It Doesn't End With the Internet
Amalia Anderson on old-fashioned organizing
"I think Internet organizing and online outreach is a mixed bag," says Anderson, the 30-year-old Guatemalan-born, Minnesota-raised activist who worked to increase political participation as organizing director for Latino voters with National Voice during the 2004 election. She now works for the League of Rural Voters, where she continues to focus on building civic involvement in Latino communities via on- and off-line activism.
"On the one hand, the speed at which people can communicate, share information and resources is astounding," she continues. "On the other hand, there is a great deal about Internet organizing and online outreach that remains detached and impersonal. There will never be, in my opinion, a substitute for 'real-time,' in-person, face-to-face relationship building."
What about communities that rely heavily on oral tradition? And what if you can't even afford dial-up? It's not exactly Jim Crow territory, but issues of discrimination could arise if overreliability on the Internet gets too high. Turning a critical eye toward the complications of power and accessibility might be the first step toward improving online grassroots efforts.

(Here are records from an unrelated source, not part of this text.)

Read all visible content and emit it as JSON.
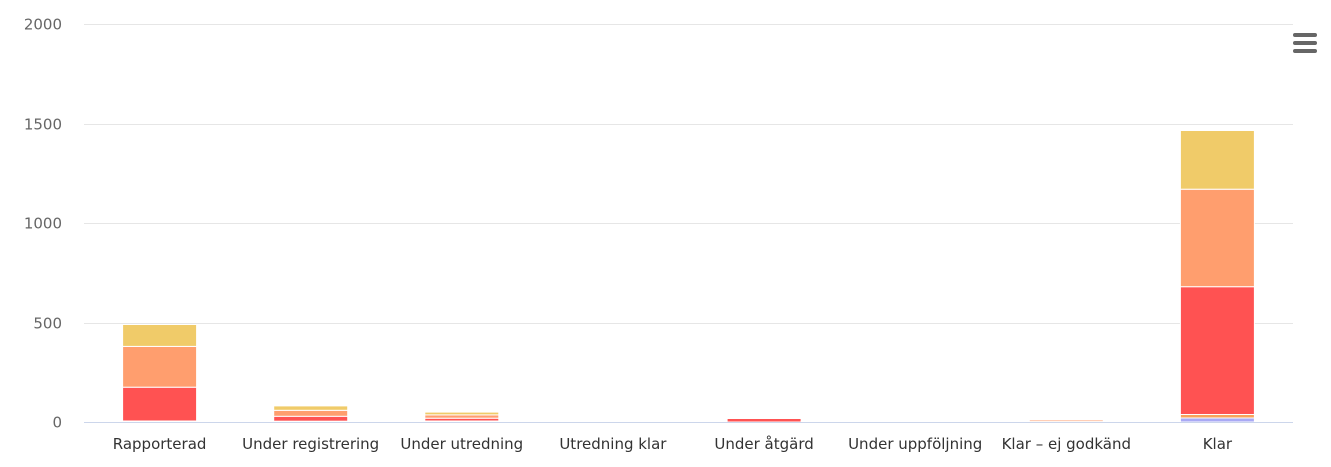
{
  "chart_data": {
    "type": "bar",
    "stacked": true,
    "categories": [
      "Rapporterad",
      "Under registrering",
      "Under utredning",
      "Utredning klar",
      "Under åtgärd",
      "Under uppföljning",
      "Klar – ej godkänd",
      "Klar"
    ],
    "ylim": [
      0,
      2000
    ],
    "yticks": [
      0,
      500,
      1000,
      1500,
      2000
    ],
    "grid": true,
    "legend": "none",
    "series": [
      {
        "color": "#a9a9f5",
        "values": [
          2,
          2,
          2,
          0,
          0,
          0,
          0,
          20
        ]
      },
      {
        "color": "#f7a35c",
        "values": [
          3,
          2,
          3,
          0,
          0,
          0,
          0,
          18
        ]
      },
      {
        "color": "#ff5252",
        "values": [
          170,
          25,
          14,
          1,
          18,
          0,
          2,
          642
        ]
      },
      {
        "color": "#ff9e6e",
        "values": [
          205,
          30,
          17,
          1,
          2,
          0,
          8,
          490
        ]
      },
      {
        "color": "#f0cb69",
        "values": [
          110,
          22,
          14,
          1,
          1,
          0,
          3,
          295
        ]
      }
    ]
  },
  "menu": {
    "icon": "hamburger-menu-icon"
  }
}
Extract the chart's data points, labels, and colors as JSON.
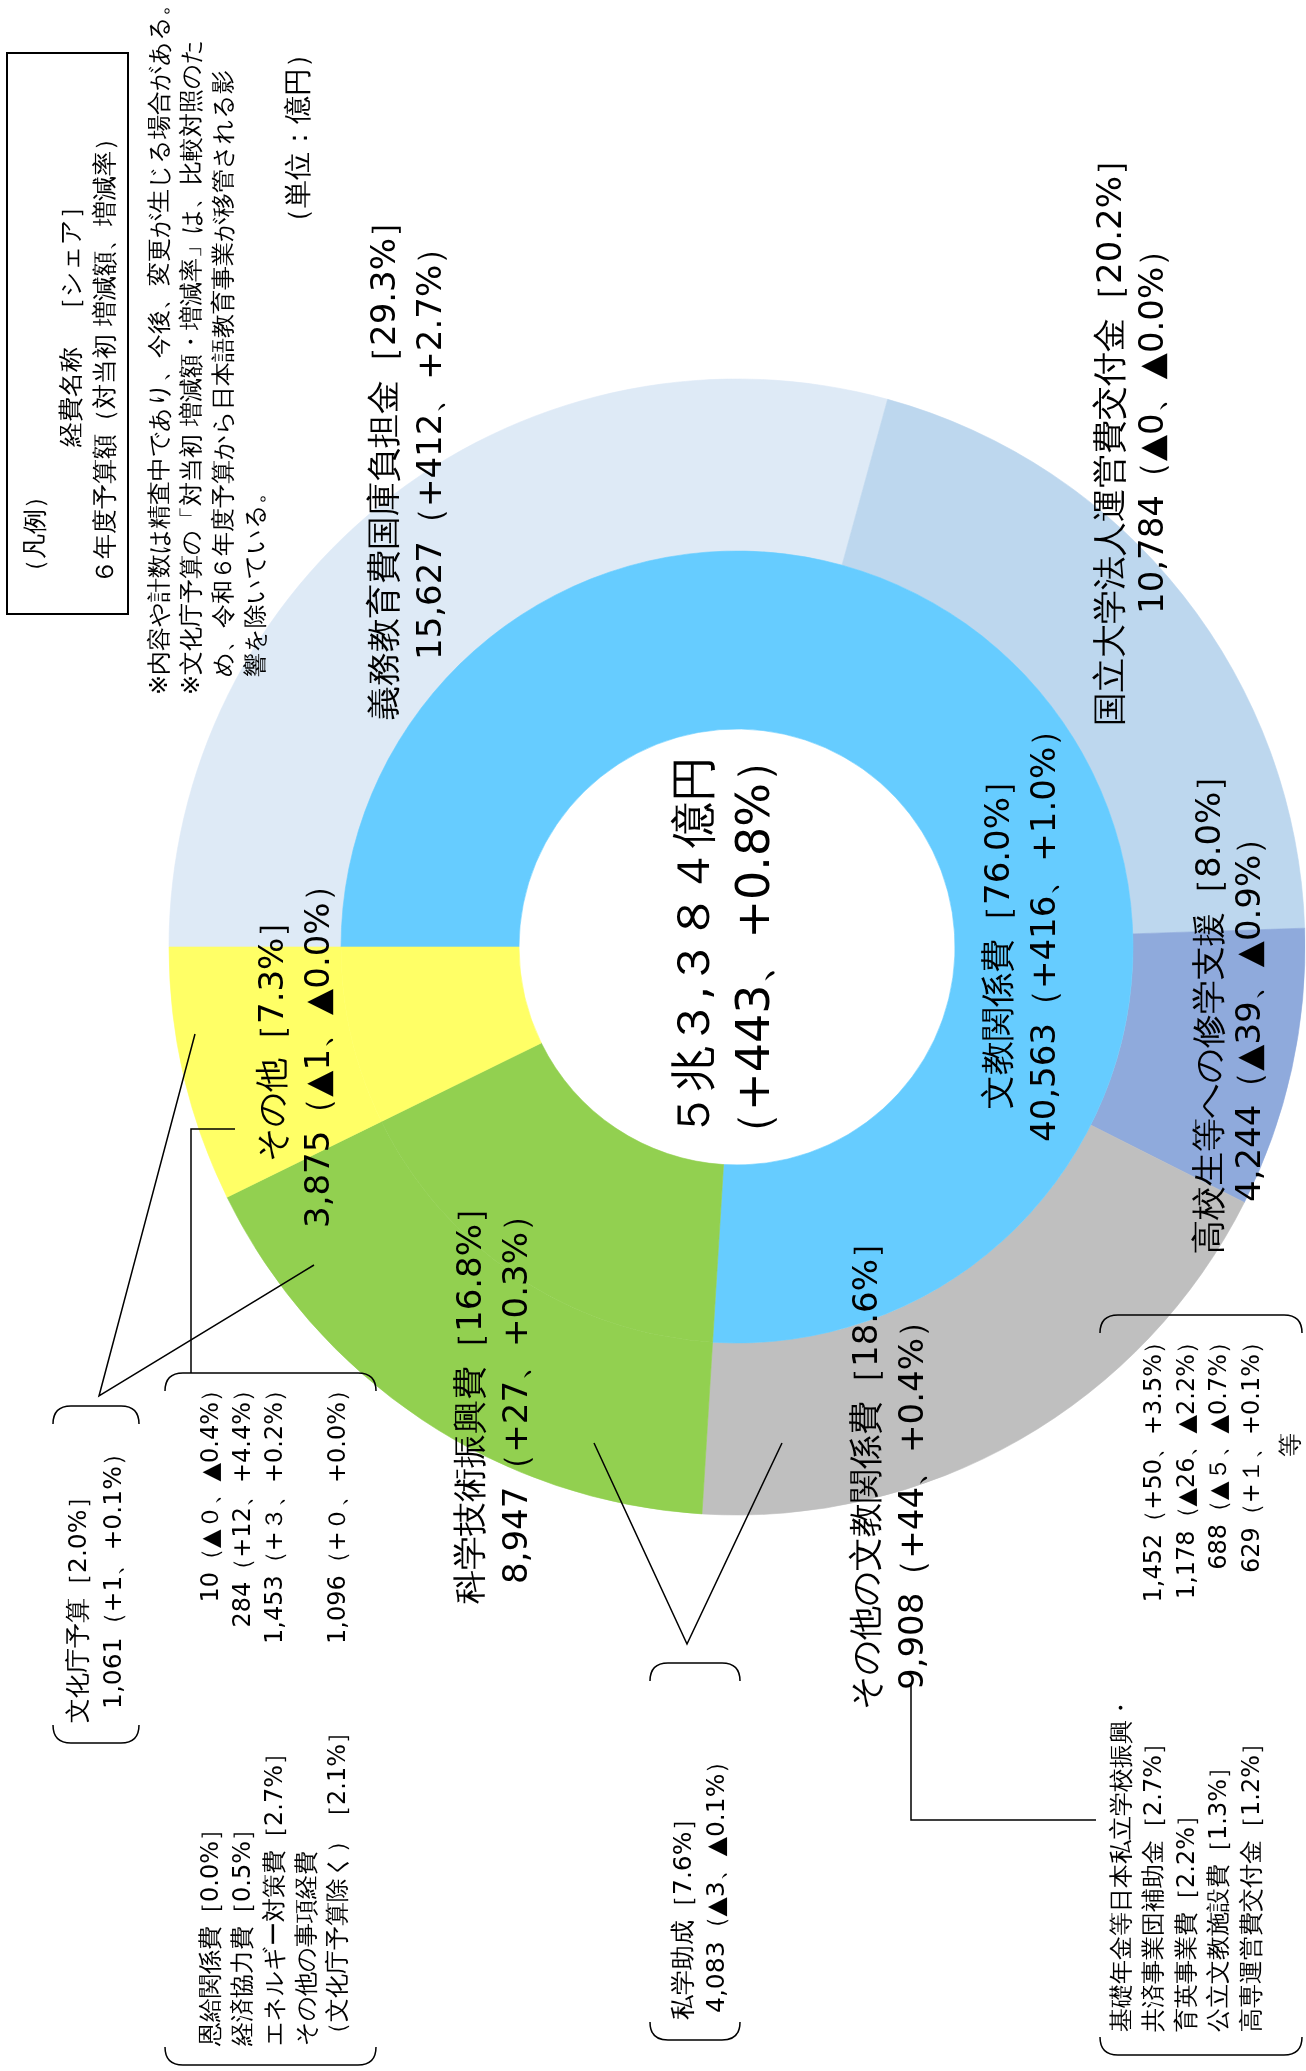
{
  "chart_data": [
    {
      "type": "donut",
      "categories": [
        "文教関係費［76.0%］",
        "科学技術振興費［16.8%］",
        "その他［7.3%］"
      ],
      "values": [
        40563,
        8947,
        3875
      ],
      "colors": [
        "#66ccff",
        "#92d050",
        "#ffff66"
      ],
      "value_labels": [
        "40,563（+416、+1.0%）",
        "8,947（+27、+0.3%）",
        "3,875（▲1、▲0.0%）"
      ],
      "annotations": [
        "５兆３,３８４億円",
        "（+443、+0.8%）",
        "（凡例）",
        "経費名称　［シェア］",
        "６年度予算額（対当初 増減額、増減率）",
        "※内容や計数は精査中であり、今後、変更が生じる場合がある。",
        "※文化庁予算の「対当初 増減額・増減率」は、比較対照のた",
        "め、令和６年度予算から日本語教育事業が移管される影",
        "響を除いている。",
        "（単位：億円）",
        "文化庁予算［2.0%］",
        "1,061（+1、+0.1%）",
        "恩給関係費［0.0%］",
        "10（▲０、▲0.4%）",
        "経済協力費［0.5%］",
        "284（+12、+4.4%）",
        "エネルギー対策費［2.7%］",
        "1,453（+３、+0.2%）",
        "その他の事項経費",
        "（文化庁予算除く）［2.1%］",
        "1,096（+０、+0.0%）",
        "私学助成［7.6%］",
        "4,083（▲3、▲0.1%）",
        "基礎年金等日本私立学校振興・",
        "共済事業団補助金［2.7%］",
        "育英事業費［2.2%］",
        "公立文教施設費［1.3%］",
        "高専運営費交付金［1.2%］",
        "1,452（+50、+3.5%）",
        "1,178（▲26、▲2.2%）",
        "688（▲５、▲0.7%）",
        "629（+１、+0.1%）",
        "等"
      ]
    },
    {
      "type": "donut",
      "categories": [
        "義務教育費国庫負担金［29.3%］",
        "国立大学法人運営費交付金［20.2%］",
        "高校生等への修学支援［8.0%］",
        "その他の文教関係費［18.6%］",
        null,
        null
      ],
      "values": [
        15627,
        10784,
        4244,
        9908,
        8947,
        3875
      ],
      "colors": [
        "#deeaf6",
        "#bdd7ee",
        "#8faadc",
        "#bfbfbf",
        "#92d050",
        "#ffff66"
      ],
      "value_labels": [
        "15,627（+412、+2.7%）",
        "10,784（▲0、▲0.0%）",
        "4,244（▲39、▲0.9%）",
        "9,908（+44、+0.4%）",
        null,
        null
      ]
    }
  ]
}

"There are huge power dynamics at play that are rarely if ever mentioned when it comes to Internet organizing," says Anderson, who believes that organizing especially by "low-income communities, communities of color, and/or start-up organizations" is born from a need to survive. "The Internet has really become yet another system. It does not exist in a vacuum and is vulnerable to all the forms of oppression that other systems manufacture and enforce. ... To truly use the Internet in promoting and protecting democracy would mean that it was used in a way that was accountable to the community and in culturally appropriate ways."